Although the venture capital industry is in a transition phase, there will continue to be a need for skilled financial, business, and support professionals. One fast-growing career is that of financial analyst (although they may be known as “analysts” or “associates” in the VC industry). Job opportunities for analysts are expected to grow by 8 percent from 2022 to 2032, according to the U.S. Department of Labor, or faster than the average for all careers. Employment for analysts who work with funds, trusts, and other financial vehicles will increase by 23.4 percent during this same time span. This is much faster than the average for all occupations. Job opportunities for financial risk specialists who are employed by funds, trusts, and other financial vehicles will increase by 17.9 percent. Other fast-growing careers include those in accounting/compliance, data analytics/warehousing/analysis, computer security, and marketing.
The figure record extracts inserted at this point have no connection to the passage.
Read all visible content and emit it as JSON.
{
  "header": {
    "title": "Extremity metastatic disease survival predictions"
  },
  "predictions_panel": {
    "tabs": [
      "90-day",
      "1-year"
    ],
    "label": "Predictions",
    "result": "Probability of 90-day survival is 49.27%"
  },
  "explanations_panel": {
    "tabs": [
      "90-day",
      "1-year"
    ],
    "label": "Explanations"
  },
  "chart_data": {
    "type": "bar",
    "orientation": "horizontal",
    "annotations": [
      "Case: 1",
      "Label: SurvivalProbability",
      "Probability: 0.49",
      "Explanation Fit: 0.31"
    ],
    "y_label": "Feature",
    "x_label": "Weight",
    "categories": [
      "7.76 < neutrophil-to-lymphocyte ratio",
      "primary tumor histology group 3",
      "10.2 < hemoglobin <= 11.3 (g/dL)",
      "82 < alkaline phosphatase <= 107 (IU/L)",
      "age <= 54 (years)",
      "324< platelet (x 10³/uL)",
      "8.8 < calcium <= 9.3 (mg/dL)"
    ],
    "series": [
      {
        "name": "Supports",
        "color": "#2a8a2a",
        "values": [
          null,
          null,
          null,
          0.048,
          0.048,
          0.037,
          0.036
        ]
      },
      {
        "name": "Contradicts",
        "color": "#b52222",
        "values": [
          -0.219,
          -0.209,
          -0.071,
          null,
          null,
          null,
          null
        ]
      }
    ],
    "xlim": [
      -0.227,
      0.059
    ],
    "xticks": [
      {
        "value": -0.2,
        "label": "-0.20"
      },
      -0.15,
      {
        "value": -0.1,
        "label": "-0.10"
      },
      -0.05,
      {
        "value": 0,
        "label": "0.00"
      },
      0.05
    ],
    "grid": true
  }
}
Although demand continues for experienced VC professionals, it’s important to remember that the industry remains small and very difficult to break into (especially for recent college graduates with little or no operational or deal-making experience). Aspiring venture capitalists are advised to earn an MBA, obtain several years of experience in related industries (e.g., private equity, investment banking), and develop a strong professional network in order to increase their chances of landing a job.

HubSpot for Startups reports that trending industries and hot sectors for venture capital funding include defense technology, AI and blockchain, fintech, space technology, sustainable solutions, and biotechnology. Other areas that are seeing interest include fintech, augmented reality, foodtech, dentaltech, green energy, self-driving vehicles, and home automation. In the health care field, VC firms are increasing funding to startups that are developing telemedicine (including remote patient monitoring), mental health, and supply chain management apps, as well as medical robots, vaccines, antivirals, antibacterials, and disease testing and respiratory care and therapy equipment. Here are a few other organization’s predictions of hot sectors and industries for funding by venture capitalists (other than AI, which tops almost every list):

  • Wellington Management Company LLP: biotechnology, climate technology, consumer discretionary (with direct-to-consumer models challenging incumbents), health care (with updated approaches to employee benefits and mental health), and financial services (e.g., expense management, cross-border money transfers)
  • Wilmer Cutler Pickering Hale and Dorr LLP: robotics, automation, life sciences (e.g., cell therapy, gene therapy, precision medicine), and agtech and climate tech (especially companies that aid the economic transition away from fossil fuels)
  • KPMG: quantum computing, cleantech, and companies that provide solutions to improve the efficiency of law, real estate, and financial services firms
  • Foley & Lardner LLP: sustainability and clean tech, health tech and digital health solutions, ecommerce and direct-to-consumer brands, fintech

Although fundraising for tech (especially software) startups continues to exceed other industries, some industry watchers fear a repeat of the 2000 dot-com crash, during which many tech startups became overhyped and overvalued (before falling flat after the IPOs), resulting in many dot-coms folding, others losing a large portion of their market capitalization, and still others riding out the storm and bouncing back. The dot-com crash not only had a negative effect on the tech industry, but also on the entire U.S. economy. Industry experts acknowledge the possibility of a dot-com bubble, but believe that the potential crash will be nothing like the one in 2000 because many VC-backed companies currently going public (or about to) are more mature and better equipped to grow and perform well in the free market. Additionally, the amount of financing required to start and scale businesses has changed in some sectors. “Advances such as cloud computing and open-source software have enabled technology startups to commence and grow their operations with less funding than historically required, while launching life sciences companies and AI-driven companies can remain a capital-intensive process,” according to the 2024 Venture Capital Report, from Wilmer Cutler Pickering Hale and Dorr LLP.